Do UOL, em Belo Horizonte

31/07/2013 20h02

Prepare a câmera porque ela é fotogênica por vários ângulos. Pudera, o conjunto arquitetônico que exibe em sua volta é um dos mais bonitos do país. Com obras projetadas por Oscar Niemeyer na década de 1940 a pedido do então prefeito Juscelino Kubitschek, a Lagoa da Pampulha é referência modernista e destino certo dos turistas em Belo Horizonte.

Não escapa aos cliques a pequena Igreja de São Francisco de Assis, uma das obras mais emblemáticas de Niemeyer na capital mineira. Com suas linhas arredondadas que lembram os morros de Minas, a construção está no primeiro plano dos cartões postais de BH. O painel externo de azulejos mostrando cenas da vida de São Francisco é assinado por Cândido Portinari, bem como o mural do altar e os 14 quadros da Via Sacra, que estão expostos dentro da igrejinha.

A ida até lá rende ainda caminhadas cheias de imagens coloridas por entre os jardins assinados por Burle Marx. Além disso, as margens da lagoa artificial viraram hábitat para famílias de capivaras que circulam pelos gramados sem se intimidar com as câmeras fotográficas dos turistas. Píers ao longo da orla servem de pontos de foto que colocam no mesmo quadro as belezas arquitetônicas e o espelho d`água formado pela lagoa.

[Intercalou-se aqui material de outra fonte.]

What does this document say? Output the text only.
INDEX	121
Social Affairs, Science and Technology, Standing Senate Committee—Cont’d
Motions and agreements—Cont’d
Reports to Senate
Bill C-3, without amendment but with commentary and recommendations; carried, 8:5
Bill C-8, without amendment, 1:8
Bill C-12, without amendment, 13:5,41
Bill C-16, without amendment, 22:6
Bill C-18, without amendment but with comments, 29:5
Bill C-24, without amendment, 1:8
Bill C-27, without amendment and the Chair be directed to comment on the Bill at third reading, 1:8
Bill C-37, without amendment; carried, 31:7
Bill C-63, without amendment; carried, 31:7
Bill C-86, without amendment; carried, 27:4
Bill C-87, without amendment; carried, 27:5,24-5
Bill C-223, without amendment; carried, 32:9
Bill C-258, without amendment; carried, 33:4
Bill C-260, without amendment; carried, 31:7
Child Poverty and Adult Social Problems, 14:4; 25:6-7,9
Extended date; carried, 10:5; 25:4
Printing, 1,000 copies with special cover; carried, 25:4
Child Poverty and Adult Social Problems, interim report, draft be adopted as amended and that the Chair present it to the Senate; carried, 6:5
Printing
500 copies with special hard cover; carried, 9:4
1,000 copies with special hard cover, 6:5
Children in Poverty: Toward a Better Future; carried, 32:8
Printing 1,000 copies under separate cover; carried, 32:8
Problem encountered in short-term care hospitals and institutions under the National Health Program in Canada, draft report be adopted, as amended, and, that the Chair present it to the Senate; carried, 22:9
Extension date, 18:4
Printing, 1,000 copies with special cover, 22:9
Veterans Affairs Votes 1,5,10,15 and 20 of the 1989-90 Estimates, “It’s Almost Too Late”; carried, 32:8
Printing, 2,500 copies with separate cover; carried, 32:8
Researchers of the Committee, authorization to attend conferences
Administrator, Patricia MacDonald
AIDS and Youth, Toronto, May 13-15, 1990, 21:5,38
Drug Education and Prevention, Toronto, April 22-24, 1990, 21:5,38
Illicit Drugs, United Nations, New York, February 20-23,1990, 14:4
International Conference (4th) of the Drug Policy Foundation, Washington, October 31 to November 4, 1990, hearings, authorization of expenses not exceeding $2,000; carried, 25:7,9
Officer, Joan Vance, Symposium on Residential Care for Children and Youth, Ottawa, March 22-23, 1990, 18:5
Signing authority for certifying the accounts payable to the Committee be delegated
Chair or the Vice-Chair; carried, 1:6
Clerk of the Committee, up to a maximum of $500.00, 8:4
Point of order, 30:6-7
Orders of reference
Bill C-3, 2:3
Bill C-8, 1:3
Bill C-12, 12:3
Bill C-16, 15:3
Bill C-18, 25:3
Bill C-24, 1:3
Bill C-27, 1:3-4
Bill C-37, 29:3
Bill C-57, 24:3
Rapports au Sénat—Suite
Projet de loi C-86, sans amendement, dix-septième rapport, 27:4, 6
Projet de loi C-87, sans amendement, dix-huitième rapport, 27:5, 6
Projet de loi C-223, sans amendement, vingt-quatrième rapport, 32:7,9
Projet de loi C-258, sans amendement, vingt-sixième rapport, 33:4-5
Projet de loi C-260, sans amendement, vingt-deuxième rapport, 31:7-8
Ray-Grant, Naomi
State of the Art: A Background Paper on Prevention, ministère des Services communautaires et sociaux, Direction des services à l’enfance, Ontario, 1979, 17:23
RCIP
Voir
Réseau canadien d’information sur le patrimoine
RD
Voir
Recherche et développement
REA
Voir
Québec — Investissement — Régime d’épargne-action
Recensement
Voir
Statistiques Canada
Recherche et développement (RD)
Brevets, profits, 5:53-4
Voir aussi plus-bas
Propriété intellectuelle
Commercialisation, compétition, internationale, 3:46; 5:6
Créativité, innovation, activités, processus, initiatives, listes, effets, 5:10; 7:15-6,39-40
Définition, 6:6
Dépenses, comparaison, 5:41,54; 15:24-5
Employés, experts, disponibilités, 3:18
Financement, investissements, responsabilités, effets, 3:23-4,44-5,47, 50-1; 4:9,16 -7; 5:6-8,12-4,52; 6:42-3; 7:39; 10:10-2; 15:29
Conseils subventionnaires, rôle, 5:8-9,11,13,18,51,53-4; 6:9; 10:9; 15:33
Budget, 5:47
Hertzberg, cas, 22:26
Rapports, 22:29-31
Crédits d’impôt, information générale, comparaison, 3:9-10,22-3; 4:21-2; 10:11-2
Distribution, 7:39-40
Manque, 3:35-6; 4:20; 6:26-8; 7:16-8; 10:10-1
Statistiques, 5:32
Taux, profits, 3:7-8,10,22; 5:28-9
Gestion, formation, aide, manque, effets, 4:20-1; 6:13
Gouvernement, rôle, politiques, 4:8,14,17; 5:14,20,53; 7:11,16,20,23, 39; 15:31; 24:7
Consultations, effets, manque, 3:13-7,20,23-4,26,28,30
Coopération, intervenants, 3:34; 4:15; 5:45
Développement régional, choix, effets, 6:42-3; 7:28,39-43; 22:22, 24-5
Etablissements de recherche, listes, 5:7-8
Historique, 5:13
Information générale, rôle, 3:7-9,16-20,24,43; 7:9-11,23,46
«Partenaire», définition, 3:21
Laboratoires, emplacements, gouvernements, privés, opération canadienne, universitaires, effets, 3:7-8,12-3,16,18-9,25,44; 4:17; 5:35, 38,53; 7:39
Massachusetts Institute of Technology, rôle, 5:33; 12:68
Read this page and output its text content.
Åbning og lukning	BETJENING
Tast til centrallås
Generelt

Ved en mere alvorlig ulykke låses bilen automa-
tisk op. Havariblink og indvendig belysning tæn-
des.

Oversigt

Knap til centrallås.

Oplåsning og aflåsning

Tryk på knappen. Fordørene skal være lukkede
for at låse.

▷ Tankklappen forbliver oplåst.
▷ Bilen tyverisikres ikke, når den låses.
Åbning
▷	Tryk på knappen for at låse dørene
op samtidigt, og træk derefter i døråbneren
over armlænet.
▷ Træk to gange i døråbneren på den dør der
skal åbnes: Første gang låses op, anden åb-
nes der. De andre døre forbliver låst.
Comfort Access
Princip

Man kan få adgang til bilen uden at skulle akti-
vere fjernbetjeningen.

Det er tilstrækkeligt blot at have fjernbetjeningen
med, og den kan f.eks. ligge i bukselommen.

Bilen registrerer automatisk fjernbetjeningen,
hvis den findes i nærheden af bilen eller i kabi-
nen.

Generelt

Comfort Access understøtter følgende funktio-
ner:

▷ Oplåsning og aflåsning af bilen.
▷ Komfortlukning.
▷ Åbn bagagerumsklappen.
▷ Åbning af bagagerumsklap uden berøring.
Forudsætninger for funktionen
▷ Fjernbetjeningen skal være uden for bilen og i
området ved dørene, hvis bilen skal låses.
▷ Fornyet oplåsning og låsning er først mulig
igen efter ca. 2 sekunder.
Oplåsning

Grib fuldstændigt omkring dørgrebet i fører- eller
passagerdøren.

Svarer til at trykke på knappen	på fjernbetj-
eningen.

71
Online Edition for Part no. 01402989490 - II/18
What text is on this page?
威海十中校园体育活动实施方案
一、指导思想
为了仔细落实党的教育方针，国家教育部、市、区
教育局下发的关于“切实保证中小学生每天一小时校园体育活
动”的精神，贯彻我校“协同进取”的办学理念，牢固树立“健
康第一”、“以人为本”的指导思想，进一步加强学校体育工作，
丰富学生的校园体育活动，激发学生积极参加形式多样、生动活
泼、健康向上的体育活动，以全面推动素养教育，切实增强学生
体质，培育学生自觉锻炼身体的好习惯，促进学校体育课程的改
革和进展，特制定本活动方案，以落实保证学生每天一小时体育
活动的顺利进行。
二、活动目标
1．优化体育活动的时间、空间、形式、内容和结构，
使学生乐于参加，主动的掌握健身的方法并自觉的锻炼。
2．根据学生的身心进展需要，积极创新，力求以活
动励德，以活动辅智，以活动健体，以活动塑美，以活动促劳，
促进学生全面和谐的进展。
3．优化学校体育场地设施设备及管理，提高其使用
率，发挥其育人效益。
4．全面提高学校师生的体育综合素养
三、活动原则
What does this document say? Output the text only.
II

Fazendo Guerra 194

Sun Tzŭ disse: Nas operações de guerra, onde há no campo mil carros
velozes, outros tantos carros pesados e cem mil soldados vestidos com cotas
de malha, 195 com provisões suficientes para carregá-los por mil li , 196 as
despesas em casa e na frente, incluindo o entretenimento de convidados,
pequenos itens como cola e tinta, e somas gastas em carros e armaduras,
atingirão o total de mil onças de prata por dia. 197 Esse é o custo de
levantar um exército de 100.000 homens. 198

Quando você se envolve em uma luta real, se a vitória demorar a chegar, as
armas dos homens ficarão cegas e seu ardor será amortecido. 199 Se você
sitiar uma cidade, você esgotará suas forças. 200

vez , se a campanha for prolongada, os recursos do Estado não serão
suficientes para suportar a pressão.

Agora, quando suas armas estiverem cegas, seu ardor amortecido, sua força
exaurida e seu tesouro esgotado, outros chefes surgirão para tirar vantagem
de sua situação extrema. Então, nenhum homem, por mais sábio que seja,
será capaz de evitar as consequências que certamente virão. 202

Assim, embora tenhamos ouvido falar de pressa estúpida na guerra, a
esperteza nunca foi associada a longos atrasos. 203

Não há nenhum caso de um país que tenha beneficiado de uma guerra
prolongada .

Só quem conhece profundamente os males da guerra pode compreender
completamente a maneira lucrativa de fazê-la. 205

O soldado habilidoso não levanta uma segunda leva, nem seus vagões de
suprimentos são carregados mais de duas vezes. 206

O Estádio do Mineirão e o Mineirinho, próximos da lagoa, surgem ao fundo, conforme se caminha pela orla. Uma imagem clássica mostra no mesmo plano a igrejinha de São Francisco e as arenas esportivas.

Também projetados por Niemeyer, o Museu de Arte da Pampulha, a Casa de Baile são outras paradas do circuito fotográfico. No entanto, quem chega à cidade durante a Copa das Confederações vai encontrar os dois atrativos fechados para reforma e as lentes alcançarão apenas as fachadas.

O Museu de Arte da Pampulha um dia foi um cassino. Hoje, em seu acervo figuram pintores modernistas brasileiros. E a Casa de Baile tem uma curiosidade. É a única construção do conjunto localizada totalmente sobre uma ilha artificial ligada à orla apenas por uma ponte de concreto. O espaço foi projetado por Niemeyer para servir de lazer e entretenimento nas noites de BH. Logo, tornou-se palco de bailes e festas. Após ficar fechada por 54 anos, a casa foi reaberta em 2002 para se tornar um centro de urbanismo.

Cliques saborosos

Na Pampulha, até o almoço rende cliques fotográficos. O Xapuri, um dos restaurantes mais famosos da cidade pela cozinha mineira, tem um ambiente rico em imagens. Instalado num grande espaço, o local reproduz o clima de fazenda, com mesas e bancos longos dispostos em galpões, no estilo rancho. E a cozinha, com panelas e linguiças penduradas acima do fogão à lenha fica exposta aos visitantes.